Anlaşıldı, onu mutlu eden işi de değil. Demek ki…
Baba, dedim, sabahları hep sen onu arıyorsun. O neden seni aramıyor?
Babam sorarcasına aynadan bana baktı. Ben seni arıyorum, annem seni arıyor, teyzem, halamlar, anneannem… herkes seni arıyor. O seni neden aramıyor baba? Bir kere de o arasın.
O arayamaz kızım, dedi.
Neden baba? Çok mu küçük? Aramayı bilmiyor mu?
Babam yanıtlamadı. Ama ben o konuştuğu kişinin çok küçük olduğuna karar verdim. Benden küçük olmalı. Öyleyse kesin kızıdır. Benim bilmediğim bir kızı var. Annem de mi benden saklıyor? Öyle ya, babamın kızıysa, annemin de kızıdır.
Arabadan inerken aklım karışıktı. Babam seslendi: Öpüşmüyor muyuz?
Sen şimdi öteki kızına gidersin, onunla öpüşürsün, dedim. Kırgındım. Babam öyle çok güldü ki kırgınlığım daha da arttı. Arabadan indi. Geldi beni kucakladı. Sıktı, sıktı. Kalbinin sesini duydum.
Akşam uykum geldi, babam eve gelmedi.
Annem televizyon izliyordu. Anne arayalım mı babamı, nerde kaldı? Babamın toplantısı varmış, geç gelecekmiş.
Annemin bana bakmadan konuşması bu kez canımı yaktı. Tabi, dedim, çocuk var çünkü karşınızda.

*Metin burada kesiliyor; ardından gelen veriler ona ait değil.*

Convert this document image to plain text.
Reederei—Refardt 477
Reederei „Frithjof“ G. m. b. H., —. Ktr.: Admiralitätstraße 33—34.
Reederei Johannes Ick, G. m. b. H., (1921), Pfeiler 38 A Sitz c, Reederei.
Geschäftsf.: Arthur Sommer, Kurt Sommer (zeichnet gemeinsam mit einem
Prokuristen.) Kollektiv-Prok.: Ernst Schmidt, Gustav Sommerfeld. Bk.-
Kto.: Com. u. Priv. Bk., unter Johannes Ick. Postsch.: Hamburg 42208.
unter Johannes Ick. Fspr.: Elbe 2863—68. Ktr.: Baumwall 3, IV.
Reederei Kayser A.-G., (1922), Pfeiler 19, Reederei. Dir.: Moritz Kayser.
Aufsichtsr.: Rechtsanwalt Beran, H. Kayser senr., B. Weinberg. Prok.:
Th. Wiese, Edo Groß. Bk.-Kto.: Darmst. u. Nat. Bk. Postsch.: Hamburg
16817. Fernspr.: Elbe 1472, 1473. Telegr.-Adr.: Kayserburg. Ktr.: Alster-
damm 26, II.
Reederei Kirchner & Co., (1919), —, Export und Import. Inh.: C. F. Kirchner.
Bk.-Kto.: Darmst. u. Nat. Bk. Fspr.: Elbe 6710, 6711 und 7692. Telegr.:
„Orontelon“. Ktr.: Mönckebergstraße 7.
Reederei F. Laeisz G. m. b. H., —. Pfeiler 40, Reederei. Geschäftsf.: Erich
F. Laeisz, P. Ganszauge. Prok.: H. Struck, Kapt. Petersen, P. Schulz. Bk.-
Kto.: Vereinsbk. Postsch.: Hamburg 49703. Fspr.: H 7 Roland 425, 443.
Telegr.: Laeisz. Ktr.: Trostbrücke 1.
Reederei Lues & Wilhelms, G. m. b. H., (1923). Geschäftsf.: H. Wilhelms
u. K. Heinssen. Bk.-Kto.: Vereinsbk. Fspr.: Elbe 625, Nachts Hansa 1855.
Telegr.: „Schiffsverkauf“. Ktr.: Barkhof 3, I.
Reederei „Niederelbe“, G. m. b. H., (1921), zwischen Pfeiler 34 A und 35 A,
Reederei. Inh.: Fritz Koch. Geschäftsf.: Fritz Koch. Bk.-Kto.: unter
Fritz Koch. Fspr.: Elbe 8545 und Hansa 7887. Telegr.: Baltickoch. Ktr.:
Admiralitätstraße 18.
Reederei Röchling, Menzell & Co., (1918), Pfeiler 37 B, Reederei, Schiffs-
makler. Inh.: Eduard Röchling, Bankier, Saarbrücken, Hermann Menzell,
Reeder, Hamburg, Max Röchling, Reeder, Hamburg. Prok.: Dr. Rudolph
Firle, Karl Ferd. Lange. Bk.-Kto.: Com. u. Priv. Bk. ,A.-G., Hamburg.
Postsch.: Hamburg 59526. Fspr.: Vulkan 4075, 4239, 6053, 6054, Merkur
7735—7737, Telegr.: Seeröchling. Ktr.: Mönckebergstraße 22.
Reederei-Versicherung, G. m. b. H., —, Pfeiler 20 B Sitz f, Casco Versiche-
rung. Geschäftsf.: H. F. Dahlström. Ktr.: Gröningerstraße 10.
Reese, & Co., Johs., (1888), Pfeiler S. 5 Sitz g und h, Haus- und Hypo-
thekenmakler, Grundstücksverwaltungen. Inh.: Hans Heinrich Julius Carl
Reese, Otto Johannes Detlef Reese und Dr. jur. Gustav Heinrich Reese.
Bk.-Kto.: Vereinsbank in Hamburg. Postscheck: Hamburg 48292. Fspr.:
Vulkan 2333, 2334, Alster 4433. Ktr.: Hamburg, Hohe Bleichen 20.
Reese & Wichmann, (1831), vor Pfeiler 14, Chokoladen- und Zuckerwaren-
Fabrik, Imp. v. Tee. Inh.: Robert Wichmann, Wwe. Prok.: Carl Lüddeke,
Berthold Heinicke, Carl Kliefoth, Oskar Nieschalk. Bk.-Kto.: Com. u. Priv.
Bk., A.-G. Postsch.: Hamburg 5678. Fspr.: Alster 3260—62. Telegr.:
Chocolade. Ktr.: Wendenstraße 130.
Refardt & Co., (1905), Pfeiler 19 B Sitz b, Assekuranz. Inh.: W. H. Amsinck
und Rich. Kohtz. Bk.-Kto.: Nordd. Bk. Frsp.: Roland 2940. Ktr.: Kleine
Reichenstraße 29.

Hırsla yastıkları yere fırlattım. Çığlık çığlığa bağırdım. Bir kızınız daha var değil mi? Benden niye saklıyorsunuz?
Annem nerden çıkardın ne kızı dedikçe daha çok bağırıyordum: Babam her sabah onu arıyor.
Annem şaşkınlıkla yüzüme baktı.
Anne, dedim, onu da beni sevdiği gibi seviyor. Benimle konuştuğu gibi konuşuyor onunla. Ağlamaya başladım. Sabahları onu arıyor anne. Babam arıyor. Her sabah. Onunla konuşurken gülüyor. Anne sen de arıyor musun onu?
Annem bir koltuğu çöktü. Sessizliğe gömüldü. Odama gittim. Ağladım biraz. Çıktım sonra. Annem telefonda biriyle konuşuyordu. Teyzemle. Sabahları erken çıkıyordu, sonra dönüp Nur’u alıyordu. Nur’un okuldaki dolabına bir şeyler bırakıyorum diyordu sorduğumda. Demek onu görmeye gidiyormuş.
Nasıl yani? Onları babam mı dolabıma bırakıyordu? Niye evde vermiyordu ki bana?

Ertesi sabah babamı görmedim. Artık bizimle yaşamayacaktı. Onunla hafta sonları görüşmeye başladık. Bazen okuldaki dolabımda armağanlar buluyordum. Anlıyordum ki babam gelmiş. Anlıyordum ki babam beni düşünüyor.

Bir sabah servisten indim. Babamı gördüm. Okuldan çıkıyordu. Yanında bir kadın vardı. Babama baktığımda, yüzünden, yanındaki kadının sabahları konuştuğu kişi olduğunu anladım. Babam gülüyordu. Anlamadığım iki şey vardı: Koca kadın telefon etmeyi bilmiyor muydu, bir. İkincisi, madem babamın başka kızı yoktu, öyleyse annem niye babamdan ayrıldı?
Annemin babama haksızlık ettiğine karar verdim.